A team of scientists is using the pattern-detecting power of supercomputers to find important relationships among genes that may be responsible for traits in plants. The impetus for the project came from Pat Schnable at Iowa State University, USA, and Dan Nettleton, a statistician at the university. Their group was searching for pairs of genes involved in important traits and while the project is quite new, it is making important strides in terms of developing the methodologies for statistical association studies.
‘It’s getting cheaper every day to find out every letter in the DNA of all of the genes for many plants,’ said Steve Welch, professor of agronomy at Kansas State University, and member of the project team. ‘But it leaves you with terabytes of information you have to sort through and not just find the single genes that may be controlling traits, but to also look for the combinations. That’s the frontier right now: how do we start looking for combinations of genes?’
One of the main ways scientists ‘sort through’ large datasets—whether genetic information or exoplanets—is by using high-performance computers. In doing so, researchers transform their scientific problem into mathematical equations that are simulated via parallel computing. The team developed an algorithm to find genetic associations, but early estimates suggested it would take 1,600 years using conventional hardware and software approaches to complete a simplified version of his problem.
Working with Lars Koesterke, a performance evaluation and optimisation expert at the Texas Advanced Computing Center (TACC), the team simplified the mathematics of the problem, converted the code from Python to MPI (Message Passing Interface: a language for parallel computing), and got it to run on the Ranger supercomputer. In doing so, Koesterke made the code run 3.2 million times faster, according to Welch, reducing the time to solution from 1,600 years to 4.5 hours, while at the same time increasing the number of iterations by an order of magnitude, improving the accuracy of the studies.

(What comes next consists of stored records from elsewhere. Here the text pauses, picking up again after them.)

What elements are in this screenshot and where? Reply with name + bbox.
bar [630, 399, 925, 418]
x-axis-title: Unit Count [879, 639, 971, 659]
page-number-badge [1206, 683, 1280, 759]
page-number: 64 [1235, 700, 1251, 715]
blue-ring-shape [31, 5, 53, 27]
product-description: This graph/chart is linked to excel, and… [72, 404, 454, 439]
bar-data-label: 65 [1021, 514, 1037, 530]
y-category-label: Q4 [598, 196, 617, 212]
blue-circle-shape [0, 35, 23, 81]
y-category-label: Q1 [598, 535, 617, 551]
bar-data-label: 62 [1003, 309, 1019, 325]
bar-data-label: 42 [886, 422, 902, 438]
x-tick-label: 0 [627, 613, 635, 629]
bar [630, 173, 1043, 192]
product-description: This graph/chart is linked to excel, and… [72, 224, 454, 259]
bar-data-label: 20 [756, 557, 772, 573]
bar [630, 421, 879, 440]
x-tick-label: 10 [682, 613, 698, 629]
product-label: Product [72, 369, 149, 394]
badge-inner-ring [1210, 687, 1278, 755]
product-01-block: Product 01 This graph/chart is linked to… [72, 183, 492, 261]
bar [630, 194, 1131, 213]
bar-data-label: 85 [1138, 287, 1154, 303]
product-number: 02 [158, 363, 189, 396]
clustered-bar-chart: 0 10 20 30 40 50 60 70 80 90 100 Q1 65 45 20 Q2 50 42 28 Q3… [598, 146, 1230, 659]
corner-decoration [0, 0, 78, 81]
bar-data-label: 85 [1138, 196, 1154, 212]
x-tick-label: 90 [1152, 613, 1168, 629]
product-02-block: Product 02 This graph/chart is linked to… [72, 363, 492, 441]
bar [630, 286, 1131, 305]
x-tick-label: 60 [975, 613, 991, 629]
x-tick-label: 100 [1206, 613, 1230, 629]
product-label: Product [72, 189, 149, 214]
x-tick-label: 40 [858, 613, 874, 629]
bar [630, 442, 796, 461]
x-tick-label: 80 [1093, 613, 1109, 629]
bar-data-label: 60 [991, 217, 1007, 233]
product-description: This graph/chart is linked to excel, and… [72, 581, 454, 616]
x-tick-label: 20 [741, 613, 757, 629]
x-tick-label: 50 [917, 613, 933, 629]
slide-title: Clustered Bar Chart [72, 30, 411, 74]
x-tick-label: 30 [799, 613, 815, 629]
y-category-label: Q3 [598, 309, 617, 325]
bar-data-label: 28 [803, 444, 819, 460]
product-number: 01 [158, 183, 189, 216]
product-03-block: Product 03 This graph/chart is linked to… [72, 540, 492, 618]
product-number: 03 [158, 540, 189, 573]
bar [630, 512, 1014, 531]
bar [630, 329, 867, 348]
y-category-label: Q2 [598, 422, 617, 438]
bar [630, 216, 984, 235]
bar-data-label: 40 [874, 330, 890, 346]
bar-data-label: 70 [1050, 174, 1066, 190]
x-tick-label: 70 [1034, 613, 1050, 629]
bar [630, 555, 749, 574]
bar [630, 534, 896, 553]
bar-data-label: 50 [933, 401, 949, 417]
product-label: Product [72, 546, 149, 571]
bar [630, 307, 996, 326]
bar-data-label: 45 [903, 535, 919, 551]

Treating software optimisation like an engineering problem, Koesterke created several different kernels — the inner, most important loop of the code — where the logic was changed in each, to see how the order of different procedures impacted the speed. He made the code run fast by eliminating unnecessary arithmetic and making aspects of the solution small enough to reside on the Level 2 cache (a shallow pocket of storage near the processor).
Speaking to Scientific Computing World, Koesterke said that if you can improve the speed of a code by a factor of two, scientists wait half the time to execute or solve something, ‘but if you improve the speed of the code by a factor of 100,000, they are able to tackle questions that would have taken exponentially longer. And improving codes to this degree enables scientists to take their research in completely new directions that they would have never thought possible before.’
Steve Welch, who is serving as a scientist-in-residence at TACC during his sabbatical from Kansas State University, added that the team was able to produce a working code in a relatively short period of time. ‘At that point in time none of us working on the biology side were really familiar with the power of supercomputing. What was really astonishing to us was that when the proper language is used, and an expertise is brought to bear from a supercomputing code optimisation perspective, enormous speed-ups are achievable that expand the realm of the possible.’